Die höchstens zweistöckigen Hütten fügen sich nahtlos in das idyllische Landschaftsbild ein. Betrieben werden die Hütten ebenfalls vom DNT. In der Sommersaison, von Ende Juni bis Mitte September, sind sie bewirtschaftet, in der Wintersaison, zwischen Ende Februar und Mitte Mai, ist ein Teil der Hütten zusätzlich zur Selbstbewirtschaftung zugänglich. Die Schlüssel verwaltet der Wanderverein. Das Basislager Rondvassbu ist der optimale Startpunkt für individuelle oder geführte Streifzüge in die Berge Rondanes. Am Südende des Sees Rondvatnet gelegen, dient es vielen Wanderern entweder als täglicher Start- und Endpunkt für eintägige Touren oder als Start in ein mehrtägiges Abenteuer durch die Schönheit von Norwegens Bergen. Für welchen Weg man sich auch immer entscheiden mag, auf dem Gipfel von Rondslottet, Sotrronden, Vinjeronden oder Digerronden ist alle Anstrengung vergessen. Und belohnt wird man mit Ausblicken, die man so schnell nicht wieder vergisst.

Wissenswertes für Reisende

Anreise: SAS Scandinavian Airlines und Lufthansa fliegen von Frankfurt oder Düsseldorf täglich nonstop nach Oslo-Gardermoen. Von dort gelangt man mit dem Auto (etwa vier Stunden), dem Zug (etwa dreieinhalb Stunden, NSB) oder dem Bus (circa fünf Stunden, NorWay Bussekspress) nach Otta. Von dort geht es mit dem Lokalbus oder einem Taxi weiter nach Rondane.

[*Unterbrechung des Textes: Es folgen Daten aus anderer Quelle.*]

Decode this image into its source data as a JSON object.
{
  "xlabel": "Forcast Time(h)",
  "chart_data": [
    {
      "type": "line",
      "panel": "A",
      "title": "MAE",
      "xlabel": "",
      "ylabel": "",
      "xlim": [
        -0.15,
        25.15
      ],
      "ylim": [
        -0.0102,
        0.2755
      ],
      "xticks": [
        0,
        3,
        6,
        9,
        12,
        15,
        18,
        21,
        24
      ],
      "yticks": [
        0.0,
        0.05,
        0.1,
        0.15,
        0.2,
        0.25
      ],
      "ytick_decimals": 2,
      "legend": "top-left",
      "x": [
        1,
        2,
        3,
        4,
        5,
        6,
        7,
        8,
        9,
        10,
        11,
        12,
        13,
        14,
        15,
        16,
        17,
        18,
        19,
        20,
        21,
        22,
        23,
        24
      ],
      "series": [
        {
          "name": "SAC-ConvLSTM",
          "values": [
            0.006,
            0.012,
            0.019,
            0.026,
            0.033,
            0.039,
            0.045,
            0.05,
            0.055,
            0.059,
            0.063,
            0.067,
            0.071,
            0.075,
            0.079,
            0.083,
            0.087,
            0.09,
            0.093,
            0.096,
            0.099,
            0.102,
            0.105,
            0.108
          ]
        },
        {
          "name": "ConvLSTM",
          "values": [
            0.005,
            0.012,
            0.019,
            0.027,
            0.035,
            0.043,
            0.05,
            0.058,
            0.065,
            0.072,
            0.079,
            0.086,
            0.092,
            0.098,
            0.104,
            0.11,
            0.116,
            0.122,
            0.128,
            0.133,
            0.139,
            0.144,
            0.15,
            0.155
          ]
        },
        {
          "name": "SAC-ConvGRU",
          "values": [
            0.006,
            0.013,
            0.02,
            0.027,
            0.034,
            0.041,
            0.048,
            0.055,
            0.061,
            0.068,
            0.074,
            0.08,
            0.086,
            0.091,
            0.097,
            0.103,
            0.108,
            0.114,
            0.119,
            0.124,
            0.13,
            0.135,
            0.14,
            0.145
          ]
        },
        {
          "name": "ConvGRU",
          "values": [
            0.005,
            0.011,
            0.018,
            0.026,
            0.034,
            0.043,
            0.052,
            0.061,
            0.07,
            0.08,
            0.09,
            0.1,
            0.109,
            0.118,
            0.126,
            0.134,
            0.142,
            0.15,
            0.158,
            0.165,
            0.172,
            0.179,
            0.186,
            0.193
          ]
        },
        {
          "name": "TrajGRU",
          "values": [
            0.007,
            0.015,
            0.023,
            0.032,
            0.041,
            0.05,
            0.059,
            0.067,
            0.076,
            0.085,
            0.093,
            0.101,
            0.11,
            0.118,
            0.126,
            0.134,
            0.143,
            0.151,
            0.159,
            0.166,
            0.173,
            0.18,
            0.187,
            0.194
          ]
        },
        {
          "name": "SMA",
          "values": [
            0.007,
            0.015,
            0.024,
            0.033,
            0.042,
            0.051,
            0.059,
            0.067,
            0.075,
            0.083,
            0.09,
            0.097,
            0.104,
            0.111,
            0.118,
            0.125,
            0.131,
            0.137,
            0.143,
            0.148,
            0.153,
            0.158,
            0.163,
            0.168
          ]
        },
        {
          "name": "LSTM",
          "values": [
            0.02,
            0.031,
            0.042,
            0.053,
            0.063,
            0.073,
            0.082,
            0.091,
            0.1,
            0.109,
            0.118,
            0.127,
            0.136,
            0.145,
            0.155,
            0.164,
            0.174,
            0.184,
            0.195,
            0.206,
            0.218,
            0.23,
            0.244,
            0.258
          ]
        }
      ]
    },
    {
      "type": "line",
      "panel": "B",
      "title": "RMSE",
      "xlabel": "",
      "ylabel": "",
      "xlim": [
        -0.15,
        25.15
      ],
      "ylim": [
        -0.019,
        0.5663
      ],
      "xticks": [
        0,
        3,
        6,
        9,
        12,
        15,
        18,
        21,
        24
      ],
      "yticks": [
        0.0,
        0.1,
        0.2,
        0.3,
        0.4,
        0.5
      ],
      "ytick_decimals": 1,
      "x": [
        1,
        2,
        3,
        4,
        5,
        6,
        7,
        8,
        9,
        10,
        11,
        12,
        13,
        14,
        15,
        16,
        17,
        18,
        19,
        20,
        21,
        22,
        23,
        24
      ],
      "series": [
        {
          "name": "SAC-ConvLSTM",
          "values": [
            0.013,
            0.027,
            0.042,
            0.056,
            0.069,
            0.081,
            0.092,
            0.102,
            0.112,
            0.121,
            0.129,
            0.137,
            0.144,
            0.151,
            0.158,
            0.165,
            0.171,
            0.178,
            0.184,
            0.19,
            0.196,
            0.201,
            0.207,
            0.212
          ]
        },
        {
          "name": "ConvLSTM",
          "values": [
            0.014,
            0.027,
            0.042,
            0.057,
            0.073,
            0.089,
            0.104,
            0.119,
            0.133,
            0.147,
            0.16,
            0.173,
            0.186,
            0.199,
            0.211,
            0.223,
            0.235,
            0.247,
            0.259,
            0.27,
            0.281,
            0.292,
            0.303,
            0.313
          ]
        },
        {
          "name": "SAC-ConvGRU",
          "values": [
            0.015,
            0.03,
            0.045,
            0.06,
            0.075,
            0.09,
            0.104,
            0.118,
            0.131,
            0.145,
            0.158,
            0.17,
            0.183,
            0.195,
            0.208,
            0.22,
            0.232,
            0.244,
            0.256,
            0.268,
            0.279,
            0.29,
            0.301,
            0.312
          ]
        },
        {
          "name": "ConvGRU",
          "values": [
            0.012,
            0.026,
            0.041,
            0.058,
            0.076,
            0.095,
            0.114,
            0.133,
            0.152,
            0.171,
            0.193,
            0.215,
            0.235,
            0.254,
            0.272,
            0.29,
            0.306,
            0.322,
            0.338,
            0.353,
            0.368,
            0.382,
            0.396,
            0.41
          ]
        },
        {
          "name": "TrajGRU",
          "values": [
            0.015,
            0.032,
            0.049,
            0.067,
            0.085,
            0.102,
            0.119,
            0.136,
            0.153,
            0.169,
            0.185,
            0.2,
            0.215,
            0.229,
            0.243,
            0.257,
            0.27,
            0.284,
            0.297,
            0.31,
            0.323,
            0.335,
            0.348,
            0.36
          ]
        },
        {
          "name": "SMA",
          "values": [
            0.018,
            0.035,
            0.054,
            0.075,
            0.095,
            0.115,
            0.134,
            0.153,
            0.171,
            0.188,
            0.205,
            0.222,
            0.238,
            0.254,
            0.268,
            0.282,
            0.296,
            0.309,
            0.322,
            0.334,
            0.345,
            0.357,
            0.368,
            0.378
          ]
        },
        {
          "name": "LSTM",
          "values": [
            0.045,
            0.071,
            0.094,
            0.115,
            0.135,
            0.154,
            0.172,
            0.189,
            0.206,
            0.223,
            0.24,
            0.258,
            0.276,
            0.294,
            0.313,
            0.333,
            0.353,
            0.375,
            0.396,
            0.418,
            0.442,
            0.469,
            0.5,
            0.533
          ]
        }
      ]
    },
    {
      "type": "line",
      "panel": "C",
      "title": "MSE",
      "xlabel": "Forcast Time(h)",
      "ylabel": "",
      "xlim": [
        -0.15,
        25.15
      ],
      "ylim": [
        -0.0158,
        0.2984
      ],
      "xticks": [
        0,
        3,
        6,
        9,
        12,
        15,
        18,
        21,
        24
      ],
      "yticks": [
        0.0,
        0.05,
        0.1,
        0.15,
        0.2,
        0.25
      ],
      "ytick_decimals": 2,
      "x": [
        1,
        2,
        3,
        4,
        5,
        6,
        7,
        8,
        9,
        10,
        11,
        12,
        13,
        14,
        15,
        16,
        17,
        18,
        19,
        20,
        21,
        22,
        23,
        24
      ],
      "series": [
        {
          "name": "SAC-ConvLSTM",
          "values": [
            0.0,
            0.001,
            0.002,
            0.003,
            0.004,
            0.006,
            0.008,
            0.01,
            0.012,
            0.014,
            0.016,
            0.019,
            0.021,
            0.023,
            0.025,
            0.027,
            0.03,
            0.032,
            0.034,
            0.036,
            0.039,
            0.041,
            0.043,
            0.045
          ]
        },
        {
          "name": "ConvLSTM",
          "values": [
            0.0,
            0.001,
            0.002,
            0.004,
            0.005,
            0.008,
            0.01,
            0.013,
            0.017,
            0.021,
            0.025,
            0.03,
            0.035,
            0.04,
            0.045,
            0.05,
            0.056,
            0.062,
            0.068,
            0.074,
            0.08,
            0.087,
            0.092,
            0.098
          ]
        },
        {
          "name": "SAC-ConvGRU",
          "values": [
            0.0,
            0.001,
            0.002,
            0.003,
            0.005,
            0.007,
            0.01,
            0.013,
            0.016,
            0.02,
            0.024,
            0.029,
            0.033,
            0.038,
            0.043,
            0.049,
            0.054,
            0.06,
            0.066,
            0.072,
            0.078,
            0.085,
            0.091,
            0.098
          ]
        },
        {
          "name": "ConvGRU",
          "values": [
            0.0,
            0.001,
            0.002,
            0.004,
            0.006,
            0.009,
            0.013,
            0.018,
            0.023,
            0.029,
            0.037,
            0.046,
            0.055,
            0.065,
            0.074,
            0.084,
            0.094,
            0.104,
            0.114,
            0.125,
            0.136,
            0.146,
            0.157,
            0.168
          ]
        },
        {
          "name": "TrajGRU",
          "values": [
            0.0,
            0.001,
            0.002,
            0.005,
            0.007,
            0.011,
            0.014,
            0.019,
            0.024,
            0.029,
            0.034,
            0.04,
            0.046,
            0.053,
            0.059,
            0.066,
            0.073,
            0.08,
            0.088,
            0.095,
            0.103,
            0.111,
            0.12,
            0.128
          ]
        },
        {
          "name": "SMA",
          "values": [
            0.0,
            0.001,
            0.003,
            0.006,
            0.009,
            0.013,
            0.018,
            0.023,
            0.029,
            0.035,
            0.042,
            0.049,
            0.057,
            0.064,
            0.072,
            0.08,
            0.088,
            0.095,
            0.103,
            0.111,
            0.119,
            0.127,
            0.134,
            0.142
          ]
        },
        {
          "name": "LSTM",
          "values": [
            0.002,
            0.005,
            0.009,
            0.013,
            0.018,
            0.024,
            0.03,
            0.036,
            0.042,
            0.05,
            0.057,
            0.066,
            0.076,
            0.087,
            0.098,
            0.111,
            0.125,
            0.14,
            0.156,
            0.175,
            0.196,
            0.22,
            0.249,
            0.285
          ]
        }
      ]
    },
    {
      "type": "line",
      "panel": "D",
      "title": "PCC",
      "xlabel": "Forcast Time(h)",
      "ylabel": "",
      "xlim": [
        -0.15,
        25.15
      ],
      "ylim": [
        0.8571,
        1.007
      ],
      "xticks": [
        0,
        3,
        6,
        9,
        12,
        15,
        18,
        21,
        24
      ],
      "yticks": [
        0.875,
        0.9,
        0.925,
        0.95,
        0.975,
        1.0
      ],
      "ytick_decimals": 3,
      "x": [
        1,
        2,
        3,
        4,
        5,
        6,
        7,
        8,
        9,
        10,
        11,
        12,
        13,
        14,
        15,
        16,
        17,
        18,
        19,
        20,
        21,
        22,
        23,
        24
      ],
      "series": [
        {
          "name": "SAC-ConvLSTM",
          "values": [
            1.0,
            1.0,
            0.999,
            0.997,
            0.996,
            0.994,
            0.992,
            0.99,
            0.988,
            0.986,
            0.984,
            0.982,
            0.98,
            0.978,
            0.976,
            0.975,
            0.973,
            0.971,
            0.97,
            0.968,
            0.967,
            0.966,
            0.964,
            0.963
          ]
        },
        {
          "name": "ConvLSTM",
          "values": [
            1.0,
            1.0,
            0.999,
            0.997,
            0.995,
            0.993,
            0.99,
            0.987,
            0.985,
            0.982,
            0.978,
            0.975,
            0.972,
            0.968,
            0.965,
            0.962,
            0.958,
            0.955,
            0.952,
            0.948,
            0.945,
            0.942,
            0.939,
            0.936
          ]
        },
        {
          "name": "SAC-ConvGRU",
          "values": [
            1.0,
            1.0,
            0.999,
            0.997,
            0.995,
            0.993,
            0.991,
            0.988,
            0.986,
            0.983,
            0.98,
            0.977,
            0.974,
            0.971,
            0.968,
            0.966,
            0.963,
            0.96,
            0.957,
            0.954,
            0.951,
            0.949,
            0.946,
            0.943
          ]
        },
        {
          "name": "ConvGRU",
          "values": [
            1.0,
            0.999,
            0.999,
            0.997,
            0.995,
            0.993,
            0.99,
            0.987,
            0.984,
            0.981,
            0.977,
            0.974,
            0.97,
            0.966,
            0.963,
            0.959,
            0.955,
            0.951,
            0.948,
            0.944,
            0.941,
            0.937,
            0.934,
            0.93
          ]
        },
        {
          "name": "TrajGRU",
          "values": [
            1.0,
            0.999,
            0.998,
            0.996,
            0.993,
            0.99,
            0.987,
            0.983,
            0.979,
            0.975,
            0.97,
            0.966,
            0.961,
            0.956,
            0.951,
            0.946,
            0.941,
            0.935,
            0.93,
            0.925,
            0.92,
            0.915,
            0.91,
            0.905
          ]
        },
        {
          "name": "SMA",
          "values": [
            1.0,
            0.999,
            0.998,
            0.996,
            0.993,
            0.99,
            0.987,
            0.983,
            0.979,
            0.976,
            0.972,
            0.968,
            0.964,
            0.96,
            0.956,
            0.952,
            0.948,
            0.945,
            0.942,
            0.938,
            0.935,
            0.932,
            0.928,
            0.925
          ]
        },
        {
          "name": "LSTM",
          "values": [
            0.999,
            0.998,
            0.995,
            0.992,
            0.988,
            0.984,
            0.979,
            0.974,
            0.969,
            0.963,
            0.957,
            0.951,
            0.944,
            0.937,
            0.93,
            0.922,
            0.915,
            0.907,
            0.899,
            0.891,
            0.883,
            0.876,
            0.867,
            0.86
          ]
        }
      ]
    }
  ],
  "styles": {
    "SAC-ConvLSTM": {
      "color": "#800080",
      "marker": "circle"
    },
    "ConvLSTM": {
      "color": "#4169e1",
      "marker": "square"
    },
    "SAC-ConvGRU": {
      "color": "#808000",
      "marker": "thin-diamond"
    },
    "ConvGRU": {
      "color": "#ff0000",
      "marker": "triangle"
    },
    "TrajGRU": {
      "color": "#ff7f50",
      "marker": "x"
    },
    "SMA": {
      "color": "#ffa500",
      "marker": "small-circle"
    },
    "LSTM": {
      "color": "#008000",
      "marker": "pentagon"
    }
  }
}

Infos: Da Norweger über sehr gute Englischkenntnisse verfügen, kommt man mit dieser Sprache überall weiter, vor allem in touristisch erschlossenen Gebieten wie Rondane. Viele Einwohner sprechen zusätzlich Deutsch.

Reisezeit: Der Winter dauert in Norwegen sehr lange, noch im Mai kann man in einigen Regionen Ski laufen. Vor Ende Juni sollte daher keine Wanderung begonnen werden. Üblicherweise öffnen die Hütten am letzten Wochenende im Juni, dann sind auch alle Brücken wieder montiert. Die Wanderzeit endet im Oktober. In Rondane sind die Hütten zur Selbstbewirtschaftung in der Zeit der Rentierkalbung vom 1. Mai bis zum 10. Juni immer geschlossen.

Unsere Autorin ist gereist mit Lufthansa/SAS Scandinavian Airlines, hat übernachtet in unterschiedlichen, privat geführten Hütten des Den Norske Turistforening und wurde unterstützt von Nasjonalparkriket.